Prawie wszystkie zasiadające w szwedzkim parlamencie ugrupowania polityczne są za wprowadzeniem zaostrzonych przepisów wobec nielegalnych imigrantów. Szacuje się, że co najmniej 12 tys. osób przebywa w Szwecji nielegalnie.
Socjaldemokraci chcą między innymi zwiększenia liczby policyjnych aresztów, możliwości wyrywkowych kontroli osób zatrudnionych w prywatnych firmach oraz większej liczby porozumień z innymi państwami dotyczących możliwości odsyłania do nich migrantów. Partia Centrum oraz Liberałowie chcą więcej odmów wniosków o stały pobyt oraz kontroli.

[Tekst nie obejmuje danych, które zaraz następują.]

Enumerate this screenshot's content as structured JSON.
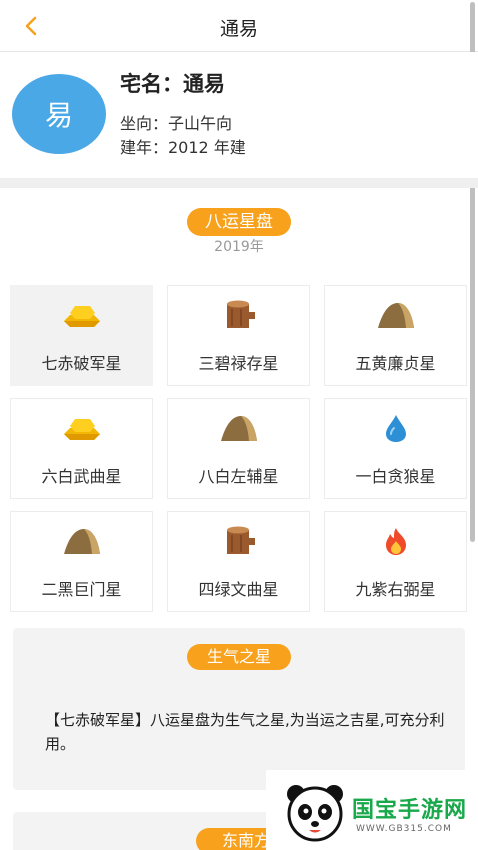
{
  "nav": {
    "title": "通易",
    "back_icon": "chevron-left-icon"
  },
  "house": {
    "avatar_text": "易",
    "name": "宅名：通易",
    "direction": "坐向：子山午向",
    "year": "建年：2012 年建"
  },
  "chart": {
    "title": "八运星盘",
    "year": "2019年"
  },
  "stars": [
    {
      "label": "七赤破军星",
      "icon": "gold-bars-icon",
      "selected": true
    },
    {
      "label": "三碧禄存星",
      "icon": "wood-stump-icon"
    },
    {
      "label": "五黄廉贞星",
      "icon": "earth-mound-icon"
    },
    {
      "label": "六白武曲星",
      "icon": "gold-bars-icon"
    },
    {
      "label": "八白左辅星",
      "icon": "earth-mound-icon"
    },
    {
      "label": "一白贪狼星",
      "icon": "water-drop-icon"
    },
    {
      "label": "二黑巨门星",
      "icon": "earth-mound-icon"
    },
    {
      "label": "四绿文曲星",
      "icon": "wood-stump-icon"
    },
    {
      "label": "九紫右弼星",
      "icon": "fire-icon"
    }
  ],
  "detail": {
    "title": "生气之星",
    "text": "【七赤破军星】八运星盘为生气之星,为当运之吉星,可充分利用。"
  },
  "next_section": {
    "title": "东南方"
  },
  "watermark": {
    "logo": "国宝手游网",
    "url": "WWW.GB315.COM"
  },
  "colors": {
    "accent": "#f7a11c",
    "avatar": "#4aa8e6",
    "watermark_green": "#19a84a"
  }
}
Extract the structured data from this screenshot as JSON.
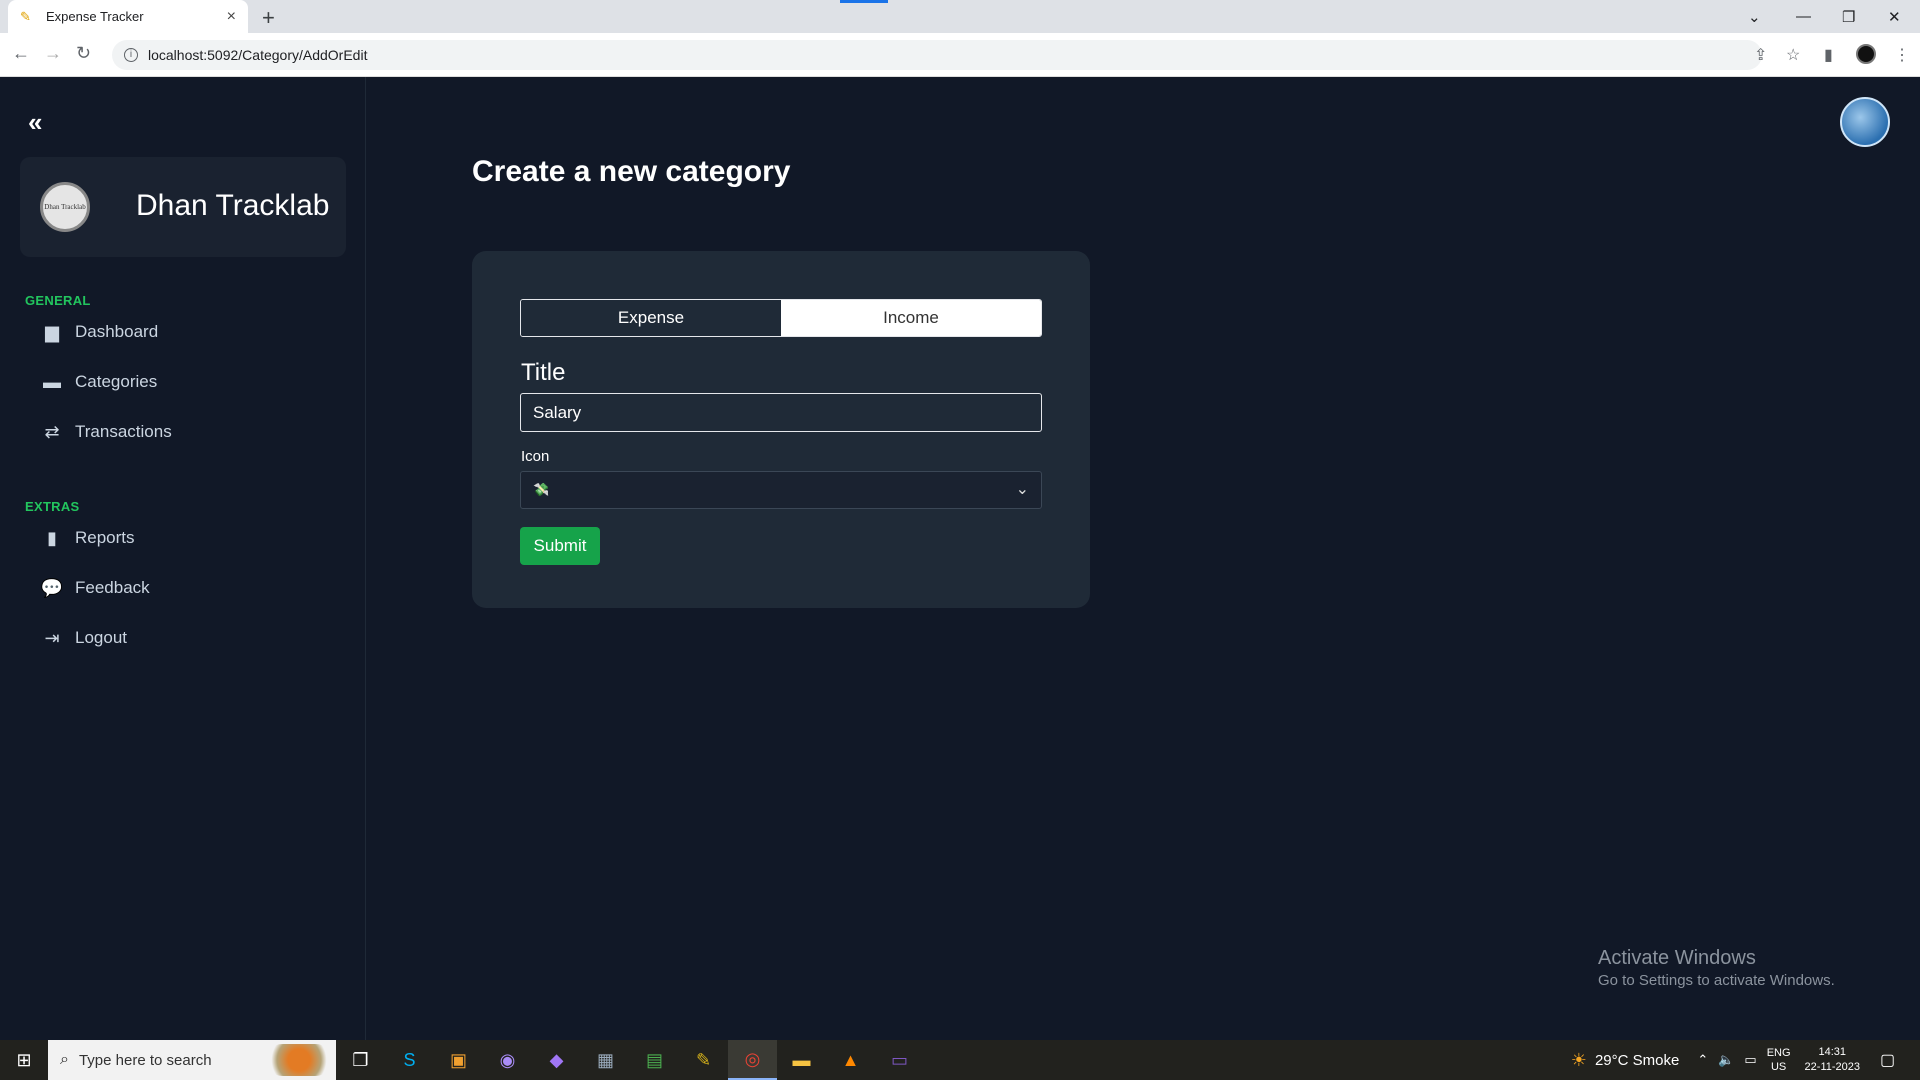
{
  "browser": {
    "tab_title": "Expense Tracker",
    "tab_close": "×",
    "new_tab": "+",
    "url": "localhost:5092/Category/AddOrEdit"
  },
  "sidebar": {
    "brand": "Dhan Tracklab",
    "logo_text": "Dhan Tracklab",
    "sections": [
      {
        "title": "GENERAL",
        "items": [
          {
            "label": "Dashboard",
            "icon": "calendar-icon"
          },
          {
            "label": "Categories",
            "icon": "folder-icon"
          },
          {
            "label": "Transactions",
            "icon": "exchange-icon"
          }
        ]
      },
      {
        "title": "EXTRAS",
        "items": [
          {
            "label": "Reports",
            "icon": "bar-chart-icon"
          },
          {
            "label": "Feedback",
            "icon": "comments-icon"
          },
          {
            "label": "Logout",
            "icon": "logout-icon"
          }
        ]
      }
    ]
  },
  "main": {
    "title": "Create a new category",
    "type_options": [
      "Expense",
      "Income"
    ],
    "selected_type": "Expense",
    "title_label": "Title",
    "title_value": "Salary",
    "icon_label": "Icon",
    "icon_value": "💸",
    "submit_label": "Submit"
  },
  "watermark": {
    "line1": "Activate Windows",
    "line2": "Go to Settings to activate Windows."
  },
  "taskbar": {
    "search_placeholder": "Type here to search",
    "weather": "29°C  Smoke",
    "lang_top": "ENG",
    "lang_bottom": "US",
    "time": "14:31",
    "date": "22-11-2023"
  },
  "colors": {
    "background": "#111827",
    "card": "#1f2a37",
    "accent_green": "#16a34a",
    "section_green": "#22c55e"
  }
}
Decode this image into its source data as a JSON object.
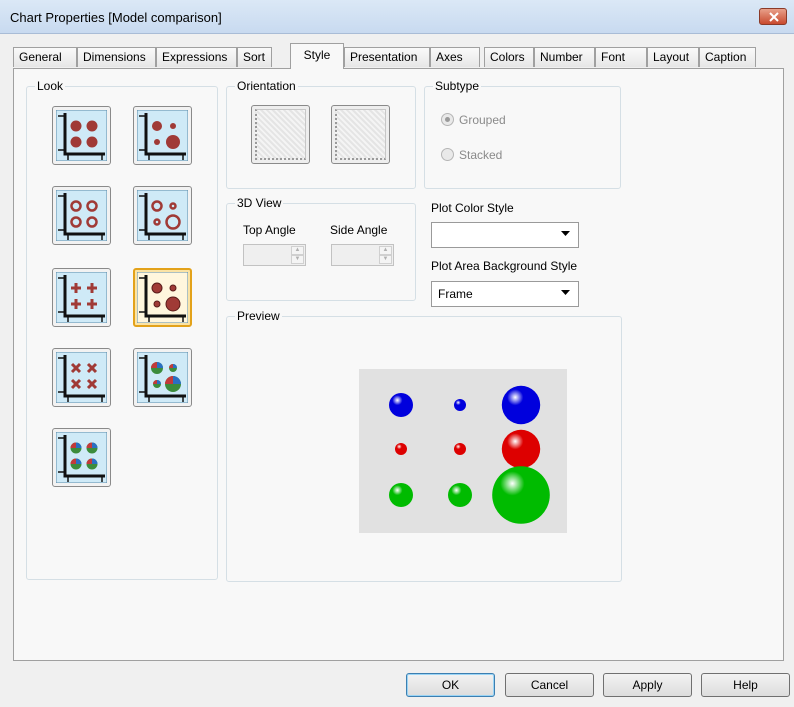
{
  "window": {
    "title": "Chart Properties [Model comparison]"
  },
  "tabs": [
    {
      "label": "General"
    },
    {
      "label": "Dimensions"
    },
    {
      "label": "Expressions"
    },
    {
      "label": "Sort"
    },
    {
      "label": "Style",
      "active": true
    },
    {
      "label": "Presentation"
    },
    {
      "label": "Axes"
    },
    {
      "label": "Colors"
    },
    {
      "label": "Number"
    },
    {
      "label": "Font"
    },
    {
      "label": "Layout"
    },
    {
      "label": "Caption"
    }
  ],
  "look": {
    "label": "Look",
    "options": [
      {
        "icon": "filled-dots-grid-icon"
      },
      {
        "icon": "filled-bubbles-mixed-icon"
      },
      {
        "icon": "ring-dots-grid-icon"
      },
      {
        "icon": "ring-bubbles-mixed-icon"
      },
      {
        "icon": "cross-dots-grid-icon"
      },
      {
        "icon": "3d-bubbles-icon",
        "selected": true
      },
      {
        "icon": "x-marks-grid-icon"
      },
      {
        "icon": "pie-bubbles-mixed-icon"
      },
      {
        "icon": "pie-dots-grid-icon"
      }
    ]
  },
  "orientation": {
    "label": "Orientation"
  },
  "subtype": {
    "label": "Subtype",
    "grouped": "Grouped",
    "stacked": "Stacked",
    "selected": "Grouped",
    "disabled": true
  },
  "view3d": {
    "label": "3D View",
    "top_angle": "Top Angle",
    "side_angle": "Side Angle"
  },
  "plot_color_style": {
    "label": "Plot Color Style",
    "value": ""
  },
  "plot_area_bg": {
    "label": "Plot Area Background Style",
    "value": "Frame"
  },
  "preview": {
    "label": "Preview",
    "background": "#e1e1e1",
    "series_colors": [
      "#0000dd",
      "#dd0000",
      "#00bb00"
    ],
    "bubble_sizes": [
      [
        2,
        1,
        4
      ],
      [
        1,
        1,
        4
      ],
      [
        2,
        2,
        6
      ]
    ]
  },
  "buttons": {
    "ok": "OK",
    "cancel": "Cancel",
    "apply": "Apply",
    "help": "Help"
  },
  "colors": {
    "look_marker": "#a03a36",
    "selected_border": "#e3a21a",
    "icon_bg": "#cfeaf7"
  }
}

Szwedzcy Demokraci proponują, by osoby, które otrzymały decyzję o deportacji mogły być częściej izolowane, a Chrześcijańscy Demokraci domagają się, by osoby uchylające się od deportacji z kraju, były zmuszane do noszenia na nodze elektronicznej bransolety.
Stanowiska partii w tej kwestii zebrali dziennikarze szwedzkiej telewizji SVT, kilka dni po tym jak policja poinformowała, że zamachowiec Rahmat Akiłow, otrzymał nakaz deportacji z kraju i był wśród 12 tys. ukrywających się w Szwecji imigrantów.